It’s not often the Ministry of Justice gets it absolutely right. But they have today. It has been announced that the Victims and Courts Bill will be amended to stop coercive and controlling fathers from using their parental rights to control their children and former partners even from inside a prison cell. This long-overdue change in the law means that fathers convicted of rape, and parents of either sex convicted of serious sexual offences, will have their legal right to parental responsibility restricted. The current system has allowed this legal right to be abused.
This long-overdue change in the law means that fathers convicted of rape, and parents of either sex convicted of serious sexual offences, will have their legal right to parental responsibility restricted
Since 2023 I have been a PhD researcher at the University of Southampton, where I have been researching the experiences of children with a parent in prison. In the course of that work I have partnered with Children Heard and Seen (CHAS), a charity which specialises in supporting children with a parent in prison.
In one case, a parent they support was referred to the charity after her ex-partner and father of their four children was convicted of rape and sexual assault as part of a gang grooming young girls. Despite this, he was able to use his parental responsibility to coercively control his ex-partner and children from prison, demanding access to every school report and preventing them from changing schools or even moving house.
When he was released from prison, the man changed his legal name to end his association with his offending. However, he exercised his parental responsibility to prevent the four children from changing their names. Therefore, despite being entirely innocent, they were forced to be associated with their father’s crimes, which were widely reported in the press.
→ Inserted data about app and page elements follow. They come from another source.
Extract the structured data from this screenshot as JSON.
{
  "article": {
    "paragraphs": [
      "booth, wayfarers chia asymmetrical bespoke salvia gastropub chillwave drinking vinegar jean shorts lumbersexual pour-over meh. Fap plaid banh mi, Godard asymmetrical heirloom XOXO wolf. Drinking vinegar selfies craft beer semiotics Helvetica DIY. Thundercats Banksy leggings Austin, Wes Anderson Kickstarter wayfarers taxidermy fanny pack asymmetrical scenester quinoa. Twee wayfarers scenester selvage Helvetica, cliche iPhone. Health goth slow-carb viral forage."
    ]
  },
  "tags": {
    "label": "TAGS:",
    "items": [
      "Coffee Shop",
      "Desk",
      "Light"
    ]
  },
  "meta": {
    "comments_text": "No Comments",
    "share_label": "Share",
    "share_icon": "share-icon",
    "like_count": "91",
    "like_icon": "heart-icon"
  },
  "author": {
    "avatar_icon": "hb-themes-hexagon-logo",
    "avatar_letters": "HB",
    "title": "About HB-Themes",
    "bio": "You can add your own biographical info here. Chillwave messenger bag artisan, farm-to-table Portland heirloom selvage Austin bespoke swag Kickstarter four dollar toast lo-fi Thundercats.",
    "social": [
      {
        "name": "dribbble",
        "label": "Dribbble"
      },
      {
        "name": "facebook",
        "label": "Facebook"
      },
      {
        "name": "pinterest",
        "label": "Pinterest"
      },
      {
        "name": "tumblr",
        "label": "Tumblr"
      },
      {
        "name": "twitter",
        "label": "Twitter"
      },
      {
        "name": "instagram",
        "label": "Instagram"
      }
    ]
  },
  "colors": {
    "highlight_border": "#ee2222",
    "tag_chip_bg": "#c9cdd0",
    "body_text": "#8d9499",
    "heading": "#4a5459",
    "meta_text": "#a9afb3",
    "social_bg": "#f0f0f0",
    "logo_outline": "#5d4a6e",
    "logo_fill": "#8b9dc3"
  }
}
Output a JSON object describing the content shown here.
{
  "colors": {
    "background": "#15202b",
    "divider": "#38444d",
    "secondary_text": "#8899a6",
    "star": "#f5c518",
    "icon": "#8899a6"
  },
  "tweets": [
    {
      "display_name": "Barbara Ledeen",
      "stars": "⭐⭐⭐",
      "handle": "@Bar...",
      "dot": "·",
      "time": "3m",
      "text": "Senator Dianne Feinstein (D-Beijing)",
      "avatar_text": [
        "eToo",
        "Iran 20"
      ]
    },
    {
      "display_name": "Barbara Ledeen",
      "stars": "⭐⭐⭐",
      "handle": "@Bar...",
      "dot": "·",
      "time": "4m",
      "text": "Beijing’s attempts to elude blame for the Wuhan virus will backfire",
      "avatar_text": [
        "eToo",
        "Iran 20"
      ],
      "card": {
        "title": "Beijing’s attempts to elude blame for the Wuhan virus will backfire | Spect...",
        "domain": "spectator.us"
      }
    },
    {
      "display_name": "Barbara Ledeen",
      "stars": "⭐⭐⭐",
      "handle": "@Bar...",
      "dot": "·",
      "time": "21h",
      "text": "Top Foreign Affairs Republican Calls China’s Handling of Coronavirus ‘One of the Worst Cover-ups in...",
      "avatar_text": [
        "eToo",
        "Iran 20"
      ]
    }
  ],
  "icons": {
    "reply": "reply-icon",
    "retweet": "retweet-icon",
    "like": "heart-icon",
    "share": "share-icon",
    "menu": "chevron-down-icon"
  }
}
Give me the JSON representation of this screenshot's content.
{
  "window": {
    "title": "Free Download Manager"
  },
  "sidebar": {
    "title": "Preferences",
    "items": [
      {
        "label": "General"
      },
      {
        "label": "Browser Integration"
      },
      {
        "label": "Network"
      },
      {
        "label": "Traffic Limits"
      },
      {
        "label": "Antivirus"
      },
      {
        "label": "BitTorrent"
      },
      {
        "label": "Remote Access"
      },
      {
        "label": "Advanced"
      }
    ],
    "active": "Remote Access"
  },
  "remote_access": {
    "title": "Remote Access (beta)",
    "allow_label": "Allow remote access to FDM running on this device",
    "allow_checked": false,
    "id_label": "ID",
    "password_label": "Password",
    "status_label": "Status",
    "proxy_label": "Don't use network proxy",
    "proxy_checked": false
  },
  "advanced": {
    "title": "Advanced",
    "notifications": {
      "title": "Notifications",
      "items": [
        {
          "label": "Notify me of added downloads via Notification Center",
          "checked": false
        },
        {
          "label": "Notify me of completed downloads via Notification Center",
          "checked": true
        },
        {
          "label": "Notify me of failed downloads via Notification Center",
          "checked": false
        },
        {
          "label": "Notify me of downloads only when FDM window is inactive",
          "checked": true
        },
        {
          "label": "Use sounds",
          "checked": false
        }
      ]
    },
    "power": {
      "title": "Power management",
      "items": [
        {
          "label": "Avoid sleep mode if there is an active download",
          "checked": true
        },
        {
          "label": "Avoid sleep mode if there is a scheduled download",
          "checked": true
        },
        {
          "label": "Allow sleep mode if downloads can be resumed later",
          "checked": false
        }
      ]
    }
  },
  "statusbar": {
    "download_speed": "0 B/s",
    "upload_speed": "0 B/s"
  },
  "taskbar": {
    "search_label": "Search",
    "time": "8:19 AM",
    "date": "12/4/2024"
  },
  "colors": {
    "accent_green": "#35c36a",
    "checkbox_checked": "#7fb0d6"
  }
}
Changing childrens’ names isn’t just symbolic. A CHAS representative told me that 14 per cent of the children they support ‘have a parent in prison for serious child sexual offences. These children are often subject to backlash from the community, including severe bullying at school and vigilante attacks on their home’. And so these children become another victim of their fathers’ crimes, while, as CHAS explained, ‘under the current law, they can’t change schools, leave the country or even access mental health support without the consent of their parent in prison’.
Another change will be to strip rapists of automatic parental rights if there is a child born from their crime. It’s astonishing that this law wasn’t changed many years ago. Even fathers who abuse their own children have retained parental rights until now.
Lauren, a mother, explained her story, saying: ‘my daughter, currently has one parent with parental responsibility who is unable to exercise his rights due to the fact that she was the victim of his crime. Although he cannot play an active role in her life, the fact that he still legally holds PR [Parental Responsibility] continues to have a negative emotional impact on our family. It means that, in principle, he retains rights and decision-making power over aspects of her life — despite being the person responsible for significant harm and trauma. Ensuring that all legal ties which give the offender power are removed would allow us true safety and closure.’
Another mother, speaking anonymously, said ‘I recently asked for Parental Responsibility to be removed and was told it was highly unlikely, and it’s only ever happened a handful of times. As it is he got 16 years for 25 plus sexual offences, so both of my kids will be adults when he is out. I completely agree it should be removed automatically in cases like these.’
These are very welcome changes. In the course of my research I’ve found that there is often an assumption amongst the justice establishment and social services that men in prison should have regular contact with their children. Prisons and probation like it because data shows that such contact makes men less likely to offend, while social services have long followed the precept that ‘keeping the family together is the most important thing’. This often means totally disregarding children’s best interests and desires.
During my fieldwork I met a teenager who said to me that adults in authority kept encouraging him to have contact with his father, despite the boy being clear that ‘I hate my dad, I wish he was never getting out of prison.’ When he explained to me the particularly horrific, sexual nature of his father’s crimes, I understood why.
Some men in prison are capable of being good fathers, and are doing their best. But some are terrible fathers, who will only harm their children. In changing the law today the government has taken a small step to recognising that reality, and pushed back a little against the ‘keep the family together’ consensus. They should be applauded.